Lacking a permanent tee-pee made John know they were on the move and after taking their gifts of a meal he was back to setting up his own camp.

“Who were they? What tribe?” Zona wanted to know.

“I would say, Ponca. This is not far from their reservation. They can’t be caught out of bounds without being arrested but I’m sure the scouts know about how far to go. This small hunting party won’t draw attention.”

“Why were they friendly to you?” She asked.

“I don’t know. Could have been the few Osage words I was able to speak which is similar to Ponca or maybe it was the sign language? I think part of it is curiosity about what has been going on with the run. They thought everyone was trying to run away from something. This small group wouldn’t trust us if we weren’t in a family. These people surely have respect for that if nothing else about us.” At the time John had no experience with this tribe and it was too far into the future to know that one of his sons would marry a beautiful mixed, French-Ponca woman.
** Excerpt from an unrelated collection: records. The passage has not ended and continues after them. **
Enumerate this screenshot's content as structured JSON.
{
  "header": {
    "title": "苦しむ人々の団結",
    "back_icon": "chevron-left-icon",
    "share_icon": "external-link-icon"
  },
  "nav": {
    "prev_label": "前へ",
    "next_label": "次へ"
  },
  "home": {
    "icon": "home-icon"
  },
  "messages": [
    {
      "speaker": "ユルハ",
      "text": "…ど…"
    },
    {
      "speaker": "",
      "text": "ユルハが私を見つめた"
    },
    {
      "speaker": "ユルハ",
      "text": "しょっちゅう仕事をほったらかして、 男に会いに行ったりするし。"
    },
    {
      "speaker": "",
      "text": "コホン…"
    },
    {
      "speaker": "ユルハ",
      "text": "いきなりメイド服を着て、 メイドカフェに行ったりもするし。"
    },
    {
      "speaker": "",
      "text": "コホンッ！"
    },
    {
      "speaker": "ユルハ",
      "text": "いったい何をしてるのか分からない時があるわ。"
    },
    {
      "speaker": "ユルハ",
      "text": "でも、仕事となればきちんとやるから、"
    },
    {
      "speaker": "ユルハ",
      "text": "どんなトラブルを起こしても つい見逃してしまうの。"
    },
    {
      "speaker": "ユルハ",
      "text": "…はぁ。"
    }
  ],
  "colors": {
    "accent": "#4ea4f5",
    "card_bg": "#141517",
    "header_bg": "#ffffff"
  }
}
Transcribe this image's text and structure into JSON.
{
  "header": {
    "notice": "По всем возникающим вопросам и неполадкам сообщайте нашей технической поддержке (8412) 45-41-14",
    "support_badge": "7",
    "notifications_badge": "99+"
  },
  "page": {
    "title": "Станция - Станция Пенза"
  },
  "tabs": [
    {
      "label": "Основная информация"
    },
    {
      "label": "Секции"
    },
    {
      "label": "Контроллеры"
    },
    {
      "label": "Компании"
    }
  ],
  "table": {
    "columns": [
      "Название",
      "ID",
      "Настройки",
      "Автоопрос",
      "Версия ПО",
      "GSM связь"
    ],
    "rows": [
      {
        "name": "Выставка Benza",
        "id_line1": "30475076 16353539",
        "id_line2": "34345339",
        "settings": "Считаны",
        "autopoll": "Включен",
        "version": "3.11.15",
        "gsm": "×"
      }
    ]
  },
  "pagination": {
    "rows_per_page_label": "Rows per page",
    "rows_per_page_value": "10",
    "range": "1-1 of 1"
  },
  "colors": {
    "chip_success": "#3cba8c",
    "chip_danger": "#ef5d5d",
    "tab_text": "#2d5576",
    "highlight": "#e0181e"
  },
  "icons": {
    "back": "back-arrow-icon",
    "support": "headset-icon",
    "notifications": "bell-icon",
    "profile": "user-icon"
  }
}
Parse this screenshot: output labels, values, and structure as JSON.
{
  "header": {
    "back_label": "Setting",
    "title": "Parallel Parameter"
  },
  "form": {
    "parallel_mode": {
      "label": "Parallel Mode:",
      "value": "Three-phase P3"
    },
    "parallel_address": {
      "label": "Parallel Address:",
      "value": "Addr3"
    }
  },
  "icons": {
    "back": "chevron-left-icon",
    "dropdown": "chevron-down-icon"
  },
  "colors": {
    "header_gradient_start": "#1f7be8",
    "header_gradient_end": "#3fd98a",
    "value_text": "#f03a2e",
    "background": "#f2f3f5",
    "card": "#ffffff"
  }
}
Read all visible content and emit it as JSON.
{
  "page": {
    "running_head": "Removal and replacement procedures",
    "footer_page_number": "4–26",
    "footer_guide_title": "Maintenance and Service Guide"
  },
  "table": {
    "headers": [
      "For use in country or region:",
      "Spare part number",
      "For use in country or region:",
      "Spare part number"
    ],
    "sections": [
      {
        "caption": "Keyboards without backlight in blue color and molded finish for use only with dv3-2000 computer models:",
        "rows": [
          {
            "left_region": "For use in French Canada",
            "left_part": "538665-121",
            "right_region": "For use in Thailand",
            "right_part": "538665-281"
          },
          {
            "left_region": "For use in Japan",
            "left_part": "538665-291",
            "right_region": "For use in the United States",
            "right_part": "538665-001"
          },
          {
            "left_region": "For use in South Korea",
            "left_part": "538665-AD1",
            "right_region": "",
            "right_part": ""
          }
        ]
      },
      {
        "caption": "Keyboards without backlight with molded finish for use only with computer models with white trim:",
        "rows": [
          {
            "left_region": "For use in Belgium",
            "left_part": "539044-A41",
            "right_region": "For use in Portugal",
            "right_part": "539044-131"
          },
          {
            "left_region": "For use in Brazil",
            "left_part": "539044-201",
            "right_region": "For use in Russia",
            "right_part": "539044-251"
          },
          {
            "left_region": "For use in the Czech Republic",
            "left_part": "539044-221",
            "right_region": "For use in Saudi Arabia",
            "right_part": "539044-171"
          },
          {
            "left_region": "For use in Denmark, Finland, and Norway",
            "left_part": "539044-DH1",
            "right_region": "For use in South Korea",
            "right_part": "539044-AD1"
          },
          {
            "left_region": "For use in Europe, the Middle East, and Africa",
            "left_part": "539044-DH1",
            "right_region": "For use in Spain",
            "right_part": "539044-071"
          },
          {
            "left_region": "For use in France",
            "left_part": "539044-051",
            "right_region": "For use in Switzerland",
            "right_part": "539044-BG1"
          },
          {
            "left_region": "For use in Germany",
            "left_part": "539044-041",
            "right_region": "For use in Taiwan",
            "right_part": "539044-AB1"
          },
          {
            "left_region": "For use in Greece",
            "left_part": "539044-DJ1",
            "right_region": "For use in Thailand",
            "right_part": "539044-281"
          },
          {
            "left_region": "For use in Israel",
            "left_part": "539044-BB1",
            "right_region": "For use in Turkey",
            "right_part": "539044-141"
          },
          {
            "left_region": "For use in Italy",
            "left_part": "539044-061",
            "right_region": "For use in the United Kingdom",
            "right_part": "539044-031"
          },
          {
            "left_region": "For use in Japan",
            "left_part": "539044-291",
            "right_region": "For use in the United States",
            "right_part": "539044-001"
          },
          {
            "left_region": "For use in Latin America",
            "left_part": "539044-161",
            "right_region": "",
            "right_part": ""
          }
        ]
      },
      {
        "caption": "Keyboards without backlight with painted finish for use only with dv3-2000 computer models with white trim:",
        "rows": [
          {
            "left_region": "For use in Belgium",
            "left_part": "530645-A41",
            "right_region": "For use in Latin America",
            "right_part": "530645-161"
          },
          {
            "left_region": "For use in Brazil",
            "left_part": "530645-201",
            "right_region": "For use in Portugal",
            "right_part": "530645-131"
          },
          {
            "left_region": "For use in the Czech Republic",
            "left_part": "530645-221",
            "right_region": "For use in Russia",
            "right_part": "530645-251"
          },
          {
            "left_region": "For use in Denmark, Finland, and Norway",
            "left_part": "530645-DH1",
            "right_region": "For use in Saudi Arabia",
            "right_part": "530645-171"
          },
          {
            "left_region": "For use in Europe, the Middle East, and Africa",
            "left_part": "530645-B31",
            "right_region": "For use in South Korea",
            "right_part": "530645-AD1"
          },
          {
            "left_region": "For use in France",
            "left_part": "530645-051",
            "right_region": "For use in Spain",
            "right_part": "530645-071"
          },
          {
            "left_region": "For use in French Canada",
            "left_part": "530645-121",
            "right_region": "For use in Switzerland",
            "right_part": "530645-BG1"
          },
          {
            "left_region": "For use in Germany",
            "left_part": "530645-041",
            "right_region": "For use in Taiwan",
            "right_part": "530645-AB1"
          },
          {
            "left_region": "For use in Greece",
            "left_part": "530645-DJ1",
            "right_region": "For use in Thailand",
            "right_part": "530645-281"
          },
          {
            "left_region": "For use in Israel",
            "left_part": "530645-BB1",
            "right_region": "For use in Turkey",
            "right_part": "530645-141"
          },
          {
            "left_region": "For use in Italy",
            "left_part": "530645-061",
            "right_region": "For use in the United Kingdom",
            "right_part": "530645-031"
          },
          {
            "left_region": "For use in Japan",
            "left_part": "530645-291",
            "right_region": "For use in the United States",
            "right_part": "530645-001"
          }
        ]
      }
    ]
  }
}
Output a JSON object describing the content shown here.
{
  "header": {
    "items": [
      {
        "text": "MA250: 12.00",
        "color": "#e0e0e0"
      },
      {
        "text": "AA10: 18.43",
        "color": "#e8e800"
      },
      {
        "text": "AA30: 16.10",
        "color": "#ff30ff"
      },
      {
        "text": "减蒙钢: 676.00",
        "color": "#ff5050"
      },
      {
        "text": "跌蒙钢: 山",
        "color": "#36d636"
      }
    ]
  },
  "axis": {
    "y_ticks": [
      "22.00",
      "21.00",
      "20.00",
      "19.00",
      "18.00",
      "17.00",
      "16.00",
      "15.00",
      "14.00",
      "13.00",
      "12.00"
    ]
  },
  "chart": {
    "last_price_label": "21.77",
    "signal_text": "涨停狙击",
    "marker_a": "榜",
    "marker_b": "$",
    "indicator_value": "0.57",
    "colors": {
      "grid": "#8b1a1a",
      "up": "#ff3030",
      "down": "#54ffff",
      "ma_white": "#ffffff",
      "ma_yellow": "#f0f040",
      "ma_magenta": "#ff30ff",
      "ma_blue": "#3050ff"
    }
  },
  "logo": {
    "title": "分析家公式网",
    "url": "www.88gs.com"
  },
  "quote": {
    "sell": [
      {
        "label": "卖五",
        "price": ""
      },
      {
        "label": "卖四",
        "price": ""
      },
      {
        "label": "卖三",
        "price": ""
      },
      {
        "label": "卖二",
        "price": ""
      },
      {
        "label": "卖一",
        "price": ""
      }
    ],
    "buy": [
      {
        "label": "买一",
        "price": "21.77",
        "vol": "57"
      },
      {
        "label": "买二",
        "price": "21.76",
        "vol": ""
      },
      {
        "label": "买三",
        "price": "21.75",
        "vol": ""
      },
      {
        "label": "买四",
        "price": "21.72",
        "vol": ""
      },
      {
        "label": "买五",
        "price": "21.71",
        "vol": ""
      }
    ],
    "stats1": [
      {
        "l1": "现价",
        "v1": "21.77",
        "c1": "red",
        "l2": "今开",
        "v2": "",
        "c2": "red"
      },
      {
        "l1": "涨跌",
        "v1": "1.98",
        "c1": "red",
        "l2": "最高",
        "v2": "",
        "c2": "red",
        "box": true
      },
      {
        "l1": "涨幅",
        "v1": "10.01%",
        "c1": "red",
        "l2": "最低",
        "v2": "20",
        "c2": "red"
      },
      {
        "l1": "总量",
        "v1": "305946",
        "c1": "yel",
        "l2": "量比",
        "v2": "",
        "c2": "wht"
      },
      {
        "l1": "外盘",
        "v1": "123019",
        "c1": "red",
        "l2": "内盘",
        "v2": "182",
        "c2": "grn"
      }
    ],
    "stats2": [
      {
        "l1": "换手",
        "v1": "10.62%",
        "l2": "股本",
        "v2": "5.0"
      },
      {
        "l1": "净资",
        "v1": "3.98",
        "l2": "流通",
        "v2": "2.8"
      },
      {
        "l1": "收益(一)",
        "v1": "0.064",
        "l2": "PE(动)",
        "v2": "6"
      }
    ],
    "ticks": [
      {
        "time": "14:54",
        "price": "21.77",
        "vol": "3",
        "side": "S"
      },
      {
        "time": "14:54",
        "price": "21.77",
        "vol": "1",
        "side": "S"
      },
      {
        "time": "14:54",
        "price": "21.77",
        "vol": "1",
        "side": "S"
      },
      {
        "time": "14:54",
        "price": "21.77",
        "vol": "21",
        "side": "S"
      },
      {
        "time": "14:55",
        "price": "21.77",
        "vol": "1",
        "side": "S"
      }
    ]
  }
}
The cool of an Oklahoma April evening settled quickly upon them and John was in a hurry to get a good camp fire started. He immediately dismissed the brief encounter they had with a small band of peaceful Natives.

The wind off the prairie was now whipping at the fire and spread small, sparkling bits of cinders up and around the camp before lifting up to the night sky.

Zona had already used the fire for cooking and heating bath water so John was ready to extinguish the last of the burning embers.

“Best get this out for now. Are you through with the fire?” John waited on his wife to answer.

“Yes, and please do put it out. I don’t even want to think of a raging prairie fire at this time. That would be the last thing these people need after having come through this day.”

The day had been long and the hardest part of their adventure was over. A claim was staked and registered. All they now needed was a roof over their head. John narrowed his eyes, looked out over the expanse and visualized a location where he wanted to build a house.